CAC’s junior class was in seventh grade during Gist’s final year at Mustang Mountain.
The loss devastated many long-time faculty and staff members.
“Brad was a perfect fit for CAC because he lived our coaching philosophy: God, family, classroom, sport,” Sullivan said. “He never got them out of order, and he never compromised. That same order carried over to administration. He loved his job because he loved the kids.
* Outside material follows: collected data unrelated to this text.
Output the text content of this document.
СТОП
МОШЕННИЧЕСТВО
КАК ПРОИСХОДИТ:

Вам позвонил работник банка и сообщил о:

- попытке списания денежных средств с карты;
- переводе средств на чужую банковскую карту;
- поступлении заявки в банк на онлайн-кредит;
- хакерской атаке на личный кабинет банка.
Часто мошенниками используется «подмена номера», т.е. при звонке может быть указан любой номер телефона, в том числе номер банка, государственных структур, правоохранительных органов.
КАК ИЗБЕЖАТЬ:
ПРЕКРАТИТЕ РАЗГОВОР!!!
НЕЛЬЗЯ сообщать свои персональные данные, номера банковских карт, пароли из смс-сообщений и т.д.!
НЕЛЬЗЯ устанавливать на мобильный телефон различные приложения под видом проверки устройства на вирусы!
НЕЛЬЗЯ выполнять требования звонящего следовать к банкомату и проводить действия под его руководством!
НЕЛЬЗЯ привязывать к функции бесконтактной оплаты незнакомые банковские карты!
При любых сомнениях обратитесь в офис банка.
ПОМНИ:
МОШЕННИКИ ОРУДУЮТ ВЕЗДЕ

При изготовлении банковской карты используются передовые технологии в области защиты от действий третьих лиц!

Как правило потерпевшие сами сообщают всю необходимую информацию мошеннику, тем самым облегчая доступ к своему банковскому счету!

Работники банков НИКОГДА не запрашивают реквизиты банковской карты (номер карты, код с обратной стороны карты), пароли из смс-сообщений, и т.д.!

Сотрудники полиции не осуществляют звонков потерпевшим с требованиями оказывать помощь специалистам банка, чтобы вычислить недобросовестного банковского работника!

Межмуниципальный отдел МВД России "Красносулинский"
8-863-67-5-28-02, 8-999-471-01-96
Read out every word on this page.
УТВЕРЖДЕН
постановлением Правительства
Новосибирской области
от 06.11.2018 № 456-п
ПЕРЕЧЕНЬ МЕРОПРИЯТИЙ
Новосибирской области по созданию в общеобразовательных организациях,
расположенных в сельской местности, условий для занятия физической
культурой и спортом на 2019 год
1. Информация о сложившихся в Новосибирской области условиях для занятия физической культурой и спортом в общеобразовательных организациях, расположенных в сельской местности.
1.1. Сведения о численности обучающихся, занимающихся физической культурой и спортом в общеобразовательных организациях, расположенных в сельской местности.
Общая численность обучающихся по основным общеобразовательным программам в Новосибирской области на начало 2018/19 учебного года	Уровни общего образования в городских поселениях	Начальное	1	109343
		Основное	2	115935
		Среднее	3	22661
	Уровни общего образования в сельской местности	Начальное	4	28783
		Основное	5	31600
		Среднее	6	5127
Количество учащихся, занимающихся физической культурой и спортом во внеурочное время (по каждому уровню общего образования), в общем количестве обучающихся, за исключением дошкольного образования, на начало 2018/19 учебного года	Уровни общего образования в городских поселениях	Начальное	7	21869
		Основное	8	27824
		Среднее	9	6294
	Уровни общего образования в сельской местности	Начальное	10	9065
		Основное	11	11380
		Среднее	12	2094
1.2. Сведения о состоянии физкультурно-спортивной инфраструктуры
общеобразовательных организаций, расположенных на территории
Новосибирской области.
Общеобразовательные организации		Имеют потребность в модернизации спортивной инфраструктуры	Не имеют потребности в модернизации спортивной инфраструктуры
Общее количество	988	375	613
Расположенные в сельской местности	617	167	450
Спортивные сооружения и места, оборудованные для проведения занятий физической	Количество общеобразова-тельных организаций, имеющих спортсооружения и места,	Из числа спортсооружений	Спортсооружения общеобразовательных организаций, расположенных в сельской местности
Sometimes that meant tough love, but he treated his faculty and students the way he thought Jesus would.”
Hayden Cruce, defensive coordinator for the CAC football team who is working with Killgore as AD while transitioning to that role next year, played basketball for Gist for three years and worked under him for four after returning to his alma mater to teach and coach.
“Brad was an unbelievable leader who cared deeply for his students and teachers,” Cruce said. “He had an uncanny ability to crack a joke even during a serious discussion. His attitude and outlook during his battle with cancer was an encouragement to me and everyone he came into contact with. It was also a testament to his tremendous faith in God. The CAC family will always be grateful for his contributions as a coach, teacher, mentor, administrator and friend.
“He was a good man.”
Quattlebaum recalled that Gist was already at Mustang Mountain when he was hired in 1995.
“Just a good guy, a good sense of humor,” Quattlebaum said. “He kept everybody laughing. He and Danny together were pretty funny. Just a lot of good years. I remember when Coach (Andrew) Brady (Quattlebaum’s assistant) died, Brad was one of the first ones to come around and offer to do whatever he needed to do.”
Dr. Carter Lambert, president of CAC and girls soccer coach, said Gist had a lasting impact on students and staff.
“He was a Christian man of great integrity who loved God, his family and our staff and students,” Lambert said. “He was an incredible example of faith and strength as he battled cancer — a good man who will be greatly missed.”
Cade Smith, now head volleyball coach at Alabama-Huntsville, worked under Gist at CAC before joining him in administration.
“He was a servant leader, a humble man who was always positive and encouraging to everyone he knew,” Smith said. “It was an honor to work with him, and I am better for having known him.”
Chris Morse, head track and assistant football coach, worked with Gist in track.
“I had a lot of respect for Brad,” he said. “He was a detail guy and had high expectations. Brad was very positive and encouraging.”
Gist is survived by his wife, Jo Anna (whom he met when both were teaching at CAC); sons Will, 13; Sam, 11; and Max, 7; his parents, two brothers and two sisters.
Memorials may be made to the Gist Family Fund (Brad and Jo Anna Gist) at any Centennial Bank location or through PayPal using firstname.lastname@example.org or to Corbin Read Christian Camp at 917 N. East St. in Benton.
Visitation was Monday with the funeral Tuesday. Sullivan was one of the officiants.
Killgore said Monday: “It’s going to be a tough couple of days.”